Dans sa réaction, Chimamanda Ngozi Adichie tente d’uniformiser la condition de la femme en voulant prêcher pour un « féminisme universel ». Un vœu pieux. Cela aurait été possible si la modernité occidentale tant célébrée ne s’était pas caractérisée par son ambivalence dans son rapport avec les peuples qualifiés à une certaine époque de « primitifs » ; si les valeurs de la Révolution française s’étaient appliquées dans les colonies au même titre qu’en métropole. Mais non. La colonie, dont la race aura été l’instrument majeur de régulation de l’organisation sociale et politique, a évolué en marge des beaux principes de la modernité et des Lumières.
Le corps de la femme noire a été à la fois un terrain d’expérimentation de la virilité du colon blanc, de différenciation par rapport à la « pureté » de la femme blanche, et le marqueur de la sauvagerie des hommes noirs. Contrairement à la femme blanche, qui bien qu’opprimée demeurait supérieure aux hommes noirs, les femmes noires se situaient au bas de l’échelle de la hiérarchie sociale. Elles souffraient d’une triple oppression : celle de l’homme blanc, celle de la femme blanche et celle de l’homme noir. Dès lors, même si elles ont été sous l’emprise du patriarcat blanc, la « blancheur » des femmes européennes rend historiquement leur expérience de l’oppression différente de celle des femmes noires.
Des corps racialisés et sexualisés
On ne saurait aujourd’hui rendre invisible le facteur racial dans la construction de la mécanique de l’oppression des Noires. S’il faut reconnaître que le féminisme occidental aura permis l’amélioration du statut de la femme de manière générale dans les sociétés occidentales, la couleur de la peau, qui construit toujours les hiérarchies sociales, les formes d’oppression et d’exclusion dans les sociétés occidentales, rend les expériences des femmes noires différentes de celles des femmes blanches.
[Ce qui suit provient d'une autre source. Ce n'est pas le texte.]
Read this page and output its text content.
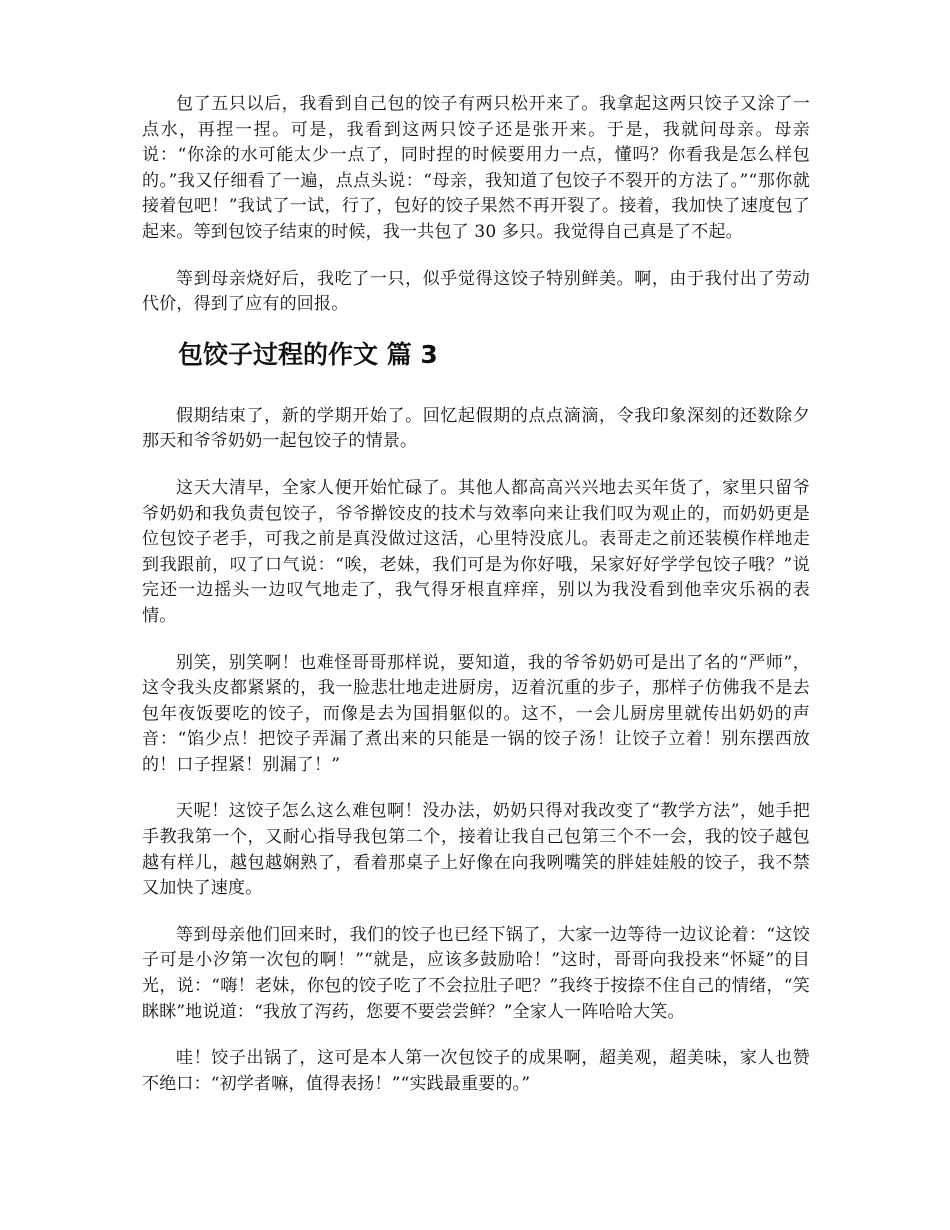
包了五只以后，我看到自己包的饺子有两只松开来了。我拿起这两只饺子又涂了一点水，再捏一捏。可是，我看到这两只饺子还是张开来。于是，我就问母亲。母亲说：“你涂的水可能太少一点了，同时捏的时候要用力一点，懂吗？你看我是怎么样包的。”我又仔细看了一遍，点点头说：“母亲，我知道了包饺子不裂开的方法了。”“那你就接着包吧！”我试了一试，行了，包好的饺子果然不再开裂了。接着，我加快了速度包了起来。等到包饺子结束的时候，我一共包了 30 多只。我觉得自己真是了不起。

等到母亲烧好后，我吃了一只，似乎觉得这饺子特别鲜美。啊，由于我付出了劳动代价，得到了应有的回报。

包饺子过程的作文 篇 3

假期结束了，新的学期开始了。回忆起假期的点点滴滴，令我印象深刻的还数除夕那天和爷爷奶奶一起包饺子的情景。

这天大清早，全家人便开始忙碌了。其他人都高高兴兴地去买年货了，家里只留爷爷奶奶和我负责包饺子，爷爷擀饺皮的技术与效率向来让我们叹为观止的，而奶奶更是位包饺子老手，可我之前是真没做过这活，心里特没底儿。表哥走之前还装模作样地走到我跟前，叹了口气说：“唉，老妹，我们可是为你好哦，呆家好好学学包饺子哦？”说完还一边摇头一边叹气地走了，我气得牙根直痒痒，别以为我没看到他幸灾乐祸的表情。

别笑，别笑啊！也难怪哥哥那样说，要知道，我的爷爷奶奶可是出了名的“严师”，这令我头皮都紧紧的，我一脸悲壮地走进厨房，迈着沉重的步子，那样子仿佛我不是去包年夜饭要吃的饺子，而像是去为国捐躯似的。这不，一会儿厨房里就传出奶奶的声音：“馅少点！把饺子弄漏了煮出来的只能是一锅的饺子汤！让饺子立着！别东摆西放的！口子捏紧！别漏了！”

天呢！这饺子怎么这么难包啊！没办法，奶奶只得对我改变了“教学方法”，她手把手教我第一个，又耐心指导我包第二个，接着让我自己包第三个不一会，我的饺子越包越有样儿，越包越娴熟了，看着那桌子上好像在向我咧嘴笑的胖娃娃般的饺子，我不禁又加快了速度。

等到母亲他们回来时，我们的饺子也已经下锅了，大家一边等待一边议论着：“这饺子可是小汐第一次包的啊！”“就是，应该多鼓励哈！”这时，哥哥向我投来“怀疑”的目光，说：“嗨！老妹，你包的饺子吃了不会拉肚子吧？”我终于按捺不住自己的情绪，“笑眯眯”地说道：“我放了泻药，您要不要尝尝鲜？”全家人一阵哈哈大笑。

哇！饺子出锅了，这可是本人第一次包饺子的成果啊，超美观，超美味，家人也赞不绝口：“初学者嘛，值得表扬！”“实践最重要的。”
En France, la formation dans le discours public d’un « racisme décomplexé » permet d’illustrer la continuité dans les représentations autour de l’altérité. D’ailleurs, l’auteure d’Americanah reconnaît qu’en dépit de la misogynie affichée de Donald Trump, de nombreuses femmes blanches ont voté pour lui parce qu’il a fait appel à leur « identité blanche ». On peut dans une certaine mesure penser que, pour les femmes blanches, la conservation des privilèges liés à la couleur de la peau est au-dessus de la lutte contre le patriarcat.
Dès lors, l’afroféminisme prend tout son sens parce qu’il porte sur des corps racialisés et sexualisés. Etre femme noire en France, c’est vivre l’oppression liée à sa couleur de peau, mais également celle du patriarcat blanc et noir. Un féminisme adapté à cette réalité ne saurait être de trop.
Boris Bertolt est chercheur en criminologie à l’Université du Kent.